Best Buy Names New CEO, Even As Founder Angles To Buy Company Back
The CEO-go-round at Best Buy continues to spin, as the electronics company announced this morning that it had chosen a successor to CEO Brian “These dishes are” Dunn, who left the company under a cloud of scandal — all while company founder Richard “Don’t call me Sergeant” Schulze moves forward with his bid to arrange a buy-back of the business.
So who is this person who will lead Best Buy into the future to compete against online retailers and earn back the respect of retail shoppers? Hubert Joly, CEO of Carlson, which owns, among other brands, Radisson Hotels, Country Inns & Suites, and T.G.I. Friday’s.
“Hubert was an outstanding candidate for this position and I am confident he will be a great fit for Best Buy,” said Hatim Tyabji, chairman of the Best Buy Board. “Hubert’s range and depth of experience in transforming companies is exactly what the company needs at the moment, as is his energetic, imaginative and experienced leadership in executing strategies.”
Mr. Joly says he intends to “pursue what are exciting growth opportunities for Best Buy – both online and offline, through a combination of competitive prices, superior service, new growth engines and innovations, as we deliver to millions of customers the technology solutions that enable easy access to people, knowledge, ideas and fun.”
Frenchman Joly is slated to take over the reins at Best Buy in September, after he secures a visa. Interim CEO Mike Mikan will continue to play CEO at Best Buy until then, though we assume it will be to the calls of “lame duck walking!” as he strolls through company HQ.
All of this comes as Schulze is talking to private-equity firms to negotiate a buy back of Best Buy stock. He has publicly stated that the company’s current plan of shrinking its retail business is only pushing the business closer to the grave.

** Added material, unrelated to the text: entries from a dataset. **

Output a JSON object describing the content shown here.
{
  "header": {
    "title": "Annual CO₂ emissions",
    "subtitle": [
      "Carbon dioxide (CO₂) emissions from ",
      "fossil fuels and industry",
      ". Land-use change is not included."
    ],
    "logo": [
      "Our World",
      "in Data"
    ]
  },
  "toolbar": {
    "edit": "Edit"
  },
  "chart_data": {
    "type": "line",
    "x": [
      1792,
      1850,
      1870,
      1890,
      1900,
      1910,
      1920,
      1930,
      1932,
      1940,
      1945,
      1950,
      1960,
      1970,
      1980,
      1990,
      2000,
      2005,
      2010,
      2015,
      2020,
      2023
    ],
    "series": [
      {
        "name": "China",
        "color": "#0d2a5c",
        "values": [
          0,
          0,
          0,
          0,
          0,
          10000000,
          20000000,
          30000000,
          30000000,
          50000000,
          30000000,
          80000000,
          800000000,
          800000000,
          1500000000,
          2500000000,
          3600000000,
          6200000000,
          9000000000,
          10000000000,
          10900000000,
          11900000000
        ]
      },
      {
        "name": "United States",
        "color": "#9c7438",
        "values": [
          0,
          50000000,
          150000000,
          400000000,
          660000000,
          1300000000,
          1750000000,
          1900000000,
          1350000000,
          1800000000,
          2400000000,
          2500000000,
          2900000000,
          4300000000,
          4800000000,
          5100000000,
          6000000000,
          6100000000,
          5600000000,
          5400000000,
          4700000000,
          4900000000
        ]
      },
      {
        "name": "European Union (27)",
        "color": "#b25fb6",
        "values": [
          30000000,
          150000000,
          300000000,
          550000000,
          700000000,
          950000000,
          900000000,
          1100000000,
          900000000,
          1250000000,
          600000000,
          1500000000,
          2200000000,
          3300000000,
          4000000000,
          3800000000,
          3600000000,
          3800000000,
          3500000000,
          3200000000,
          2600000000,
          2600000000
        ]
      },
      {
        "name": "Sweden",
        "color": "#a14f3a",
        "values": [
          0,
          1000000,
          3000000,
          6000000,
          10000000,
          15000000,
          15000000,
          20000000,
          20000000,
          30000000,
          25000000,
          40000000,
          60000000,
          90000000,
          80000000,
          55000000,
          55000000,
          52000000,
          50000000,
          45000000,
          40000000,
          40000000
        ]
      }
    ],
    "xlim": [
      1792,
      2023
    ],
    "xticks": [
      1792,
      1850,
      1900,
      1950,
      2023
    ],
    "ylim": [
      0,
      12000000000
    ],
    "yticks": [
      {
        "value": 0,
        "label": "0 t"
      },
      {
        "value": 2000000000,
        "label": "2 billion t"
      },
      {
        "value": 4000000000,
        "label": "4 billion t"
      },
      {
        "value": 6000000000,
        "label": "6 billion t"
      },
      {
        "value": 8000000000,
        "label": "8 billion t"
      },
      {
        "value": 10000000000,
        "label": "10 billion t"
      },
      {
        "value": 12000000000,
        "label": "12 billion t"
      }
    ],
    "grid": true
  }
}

Instead, Schulze advocates investment in the business while at the same time cutting prices at the retail level. It’s a risky proposition that would be difficult, if not impossible, to pull off with a publicly owned business that has to return a profit to shareholders.
However, the hiring of a board-approved CEO shows that the company is not going to wait around for Schulze to put financing together for his experiment, and that Joly will likely continue the planned further contraction of Best Buy’s retail business in the coming months.